The Medicaid program plays a significant role in the treatment of diabetes, one of the most prevalent chronic diseases in the United States. In the Centers for Disease Control and Prevention’s National Diabetes Statistics Report 2020, they provide the following statistics:
- 34.2 million Americans—just over 1 in 10—have diabetes.
- 88 million American adults—approximately 1 in 3—have prediabetes.
- Newly diagnosed cases of type 1 and type 2 diabetes have significantly increased among US youth.
- In 2017, diabetes was the seventh leading cause of death in the United States.
Diabetes has a huge impact on our nation’s health, and the impact is particularly felt in the Medicaid community.
The costs associated with the treatment of diabetes is also significant. According to the Kaiser Family Foundation, six percent of enrollees with diabetes accounted for 16 percent of total Medicaid spending.
Greater Health Care Access
The American Diabetes Association reports that low-income Americans are more likely to be impacted by diabetes compared to the general population. Almost 3.5 million people with diabetes receive health care services through Medicaid.

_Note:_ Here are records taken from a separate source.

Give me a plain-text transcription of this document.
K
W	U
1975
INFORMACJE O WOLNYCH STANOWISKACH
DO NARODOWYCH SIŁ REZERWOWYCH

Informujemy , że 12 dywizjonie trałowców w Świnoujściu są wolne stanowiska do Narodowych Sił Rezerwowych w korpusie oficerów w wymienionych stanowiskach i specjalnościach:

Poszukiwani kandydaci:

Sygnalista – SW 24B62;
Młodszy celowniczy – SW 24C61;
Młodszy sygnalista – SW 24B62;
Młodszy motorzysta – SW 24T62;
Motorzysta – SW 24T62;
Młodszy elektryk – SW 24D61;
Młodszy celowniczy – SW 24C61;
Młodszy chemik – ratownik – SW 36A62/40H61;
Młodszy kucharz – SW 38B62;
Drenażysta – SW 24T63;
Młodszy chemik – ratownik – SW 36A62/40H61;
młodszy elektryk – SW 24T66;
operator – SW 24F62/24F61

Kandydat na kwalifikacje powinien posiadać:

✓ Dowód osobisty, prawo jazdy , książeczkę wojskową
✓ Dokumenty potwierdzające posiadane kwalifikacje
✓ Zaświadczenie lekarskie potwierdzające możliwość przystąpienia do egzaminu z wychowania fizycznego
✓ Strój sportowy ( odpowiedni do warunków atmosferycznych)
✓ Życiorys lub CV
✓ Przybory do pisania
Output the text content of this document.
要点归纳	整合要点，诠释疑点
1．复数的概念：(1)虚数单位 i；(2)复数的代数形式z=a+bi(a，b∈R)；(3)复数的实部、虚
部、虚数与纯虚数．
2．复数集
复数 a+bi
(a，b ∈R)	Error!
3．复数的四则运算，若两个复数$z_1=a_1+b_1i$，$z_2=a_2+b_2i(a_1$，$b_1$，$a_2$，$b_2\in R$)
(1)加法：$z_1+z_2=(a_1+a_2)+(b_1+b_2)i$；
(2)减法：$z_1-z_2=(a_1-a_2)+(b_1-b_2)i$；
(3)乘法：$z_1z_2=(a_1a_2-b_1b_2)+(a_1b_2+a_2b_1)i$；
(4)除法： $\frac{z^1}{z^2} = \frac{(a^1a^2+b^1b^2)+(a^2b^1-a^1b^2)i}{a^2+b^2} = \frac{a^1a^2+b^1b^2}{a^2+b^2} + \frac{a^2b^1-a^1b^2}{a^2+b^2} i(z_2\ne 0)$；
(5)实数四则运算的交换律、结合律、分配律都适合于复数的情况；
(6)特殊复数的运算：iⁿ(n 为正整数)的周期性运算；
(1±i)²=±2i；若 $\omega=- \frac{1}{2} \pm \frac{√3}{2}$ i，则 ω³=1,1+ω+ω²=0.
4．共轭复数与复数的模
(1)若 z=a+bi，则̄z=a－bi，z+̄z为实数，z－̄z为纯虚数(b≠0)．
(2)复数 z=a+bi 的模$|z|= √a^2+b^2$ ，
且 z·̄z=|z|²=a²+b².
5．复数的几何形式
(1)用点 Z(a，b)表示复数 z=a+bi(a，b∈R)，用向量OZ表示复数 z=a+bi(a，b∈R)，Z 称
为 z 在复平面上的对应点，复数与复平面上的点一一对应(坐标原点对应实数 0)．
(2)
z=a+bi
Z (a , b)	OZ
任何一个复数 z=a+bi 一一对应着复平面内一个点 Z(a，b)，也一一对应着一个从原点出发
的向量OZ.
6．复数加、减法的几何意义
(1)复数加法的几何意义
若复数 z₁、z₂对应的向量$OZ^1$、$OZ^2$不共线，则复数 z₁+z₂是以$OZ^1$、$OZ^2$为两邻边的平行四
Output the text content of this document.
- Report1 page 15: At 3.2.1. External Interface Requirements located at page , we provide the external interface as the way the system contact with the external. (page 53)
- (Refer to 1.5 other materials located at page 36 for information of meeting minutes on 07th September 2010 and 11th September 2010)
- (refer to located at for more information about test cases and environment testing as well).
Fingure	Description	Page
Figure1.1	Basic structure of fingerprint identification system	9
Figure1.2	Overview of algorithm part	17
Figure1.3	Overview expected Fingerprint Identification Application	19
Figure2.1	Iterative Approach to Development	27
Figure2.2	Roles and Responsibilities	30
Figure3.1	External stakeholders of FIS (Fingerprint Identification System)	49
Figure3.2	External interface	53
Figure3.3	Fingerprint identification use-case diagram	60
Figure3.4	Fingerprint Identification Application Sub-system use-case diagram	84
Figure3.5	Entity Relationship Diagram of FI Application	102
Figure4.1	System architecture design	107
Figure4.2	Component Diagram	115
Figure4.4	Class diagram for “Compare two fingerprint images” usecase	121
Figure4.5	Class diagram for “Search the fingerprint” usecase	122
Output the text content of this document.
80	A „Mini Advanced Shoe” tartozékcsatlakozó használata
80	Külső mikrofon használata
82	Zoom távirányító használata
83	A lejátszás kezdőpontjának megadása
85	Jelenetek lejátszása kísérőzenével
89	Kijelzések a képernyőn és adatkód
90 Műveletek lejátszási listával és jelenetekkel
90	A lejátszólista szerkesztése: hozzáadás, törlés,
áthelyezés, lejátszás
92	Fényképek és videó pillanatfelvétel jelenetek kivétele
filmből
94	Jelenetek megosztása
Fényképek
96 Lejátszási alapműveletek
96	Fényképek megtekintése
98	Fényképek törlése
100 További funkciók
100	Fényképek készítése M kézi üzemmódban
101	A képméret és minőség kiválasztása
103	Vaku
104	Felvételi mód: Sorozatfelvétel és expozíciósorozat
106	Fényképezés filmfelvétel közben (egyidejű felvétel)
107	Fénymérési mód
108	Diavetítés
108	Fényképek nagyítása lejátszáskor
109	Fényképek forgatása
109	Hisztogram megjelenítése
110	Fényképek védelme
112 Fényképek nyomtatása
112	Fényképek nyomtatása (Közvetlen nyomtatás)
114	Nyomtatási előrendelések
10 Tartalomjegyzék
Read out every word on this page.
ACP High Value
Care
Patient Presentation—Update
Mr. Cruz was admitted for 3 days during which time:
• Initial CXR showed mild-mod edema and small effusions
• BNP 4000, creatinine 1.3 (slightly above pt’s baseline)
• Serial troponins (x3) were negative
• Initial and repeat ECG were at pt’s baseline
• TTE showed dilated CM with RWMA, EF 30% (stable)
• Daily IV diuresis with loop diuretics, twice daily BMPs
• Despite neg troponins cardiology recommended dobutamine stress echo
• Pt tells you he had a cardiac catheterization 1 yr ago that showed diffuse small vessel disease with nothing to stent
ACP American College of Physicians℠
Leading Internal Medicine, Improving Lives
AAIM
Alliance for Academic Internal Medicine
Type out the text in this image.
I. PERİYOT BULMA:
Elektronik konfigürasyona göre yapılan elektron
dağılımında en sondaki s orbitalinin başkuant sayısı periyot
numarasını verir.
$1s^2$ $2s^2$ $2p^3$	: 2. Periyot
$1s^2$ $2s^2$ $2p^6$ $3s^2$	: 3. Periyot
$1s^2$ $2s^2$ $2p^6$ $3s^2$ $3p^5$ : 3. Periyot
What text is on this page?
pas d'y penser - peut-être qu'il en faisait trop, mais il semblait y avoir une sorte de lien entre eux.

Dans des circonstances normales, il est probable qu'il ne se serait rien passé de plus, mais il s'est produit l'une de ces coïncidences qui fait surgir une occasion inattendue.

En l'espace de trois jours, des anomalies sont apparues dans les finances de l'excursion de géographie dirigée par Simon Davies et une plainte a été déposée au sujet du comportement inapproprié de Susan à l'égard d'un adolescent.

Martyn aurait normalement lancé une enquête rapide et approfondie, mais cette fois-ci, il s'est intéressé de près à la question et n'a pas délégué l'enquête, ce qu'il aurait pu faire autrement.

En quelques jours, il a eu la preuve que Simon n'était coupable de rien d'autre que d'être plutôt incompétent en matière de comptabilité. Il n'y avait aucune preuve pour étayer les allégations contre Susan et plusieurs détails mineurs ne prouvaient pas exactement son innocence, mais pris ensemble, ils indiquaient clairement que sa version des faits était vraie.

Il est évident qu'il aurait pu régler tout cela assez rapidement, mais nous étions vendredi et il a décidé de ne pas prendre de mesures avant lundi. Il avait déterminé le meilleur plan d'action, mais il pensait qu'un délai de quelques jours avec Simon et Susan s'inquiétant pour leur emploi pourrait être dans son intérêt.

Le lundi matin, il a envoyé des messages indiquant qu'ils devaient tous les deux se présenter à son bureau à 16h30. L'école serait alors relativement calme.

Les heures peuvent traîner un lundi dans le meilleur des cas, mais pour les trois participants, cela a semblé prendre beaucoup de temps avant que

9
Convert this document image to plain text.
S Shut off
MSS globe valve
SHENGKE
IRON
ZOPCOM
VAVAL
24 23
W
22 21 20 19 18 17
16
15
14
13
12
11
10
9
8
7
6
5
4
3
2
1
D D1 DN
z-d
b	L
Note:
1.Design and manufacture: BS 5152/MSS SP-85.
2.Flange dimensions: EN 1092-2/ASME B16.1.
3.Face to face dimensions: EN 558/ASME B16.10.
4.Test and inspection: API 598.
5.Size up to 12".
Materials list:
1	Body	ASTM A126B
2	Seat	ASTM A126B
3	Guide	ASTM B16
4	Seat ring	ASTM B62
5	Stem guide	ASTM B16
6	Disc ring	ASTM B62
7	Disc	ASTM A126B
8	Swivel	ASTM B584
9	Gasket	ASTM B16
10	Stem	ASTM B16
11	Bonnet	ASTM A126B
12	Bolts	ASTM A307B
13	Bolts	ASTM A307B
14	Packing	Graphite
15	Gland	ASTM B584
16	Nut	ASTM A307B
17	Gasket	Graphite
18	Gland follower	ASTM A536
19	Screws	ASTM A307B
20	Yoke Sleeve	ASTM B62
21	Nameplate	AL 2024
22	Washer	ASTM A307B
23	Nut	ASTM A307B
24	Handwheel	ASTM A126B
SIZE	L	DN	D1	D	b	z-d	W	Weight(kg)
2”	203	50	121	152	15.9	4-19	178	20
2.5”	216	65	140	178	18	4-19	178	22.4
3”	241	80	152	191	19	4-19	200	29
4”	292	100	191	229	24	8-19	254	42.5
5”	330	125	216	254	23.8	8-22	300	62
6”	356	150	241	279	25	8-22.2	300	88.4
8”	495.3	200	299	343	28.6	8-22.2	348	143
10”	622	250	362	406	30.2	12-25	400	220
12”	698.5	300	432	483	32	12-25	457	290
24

Researchers analyzed data from the first two years of Medicaid expansion to determine the impact increased access to health care had on individuals with diabetes. They published a report, Medicaid Eligibility Expansions May Address Gaps in Access to Diabetes Medications, where one of the researchers stated, “These patterns suggest that access to health insurance not only led to increases in timely treatment of diabetes, but it also allowed patients to receive more effective treatment.”
Without access to Medicaid, many people with diabetes would be challenged to get a diagnosis and to get access to the health care necessary to manage their disease. Lack of health care access increases the risk of developing complications that would further impact health outcomes and increase the cost of care.
Early diagnosis is key to getting patients appropriate treatment and preventing complications, and there is evidence that patients on Medicaid are more likely to get a diagnosis.
Diabetes Care, the journal of the American Diabetes Association, published a report comparing diabetes diagnoses in states that had enacted Medicaid expansion versus states that had not. The findings showed a 23 percent increase in diagnoses in states that had expanded Medicaid services. This contrasted with a nominal increase in detection for states that did not expand Medicaid.
Overall, Medicaid enrollees are 15 percent more likely to be tested for diabetes than someone who is uninsured.
Improved Health Outcomes
Diabetes Care also published a study of the self-reported statuses of diabetes patients in Medicaid expansion states versus non-expansion states. The study summarized:
“This analysis shows that the Medicaid expansion was associated with significant improvements in self-reported access to health care and self-reported diabetes management. In addition, the self-reported health status revealed a difference between expansion and non-expansion states in that the former presented better health status.”
The care management offered through Medicaid programs can help increase patient compliance and contribute to improved outcomes.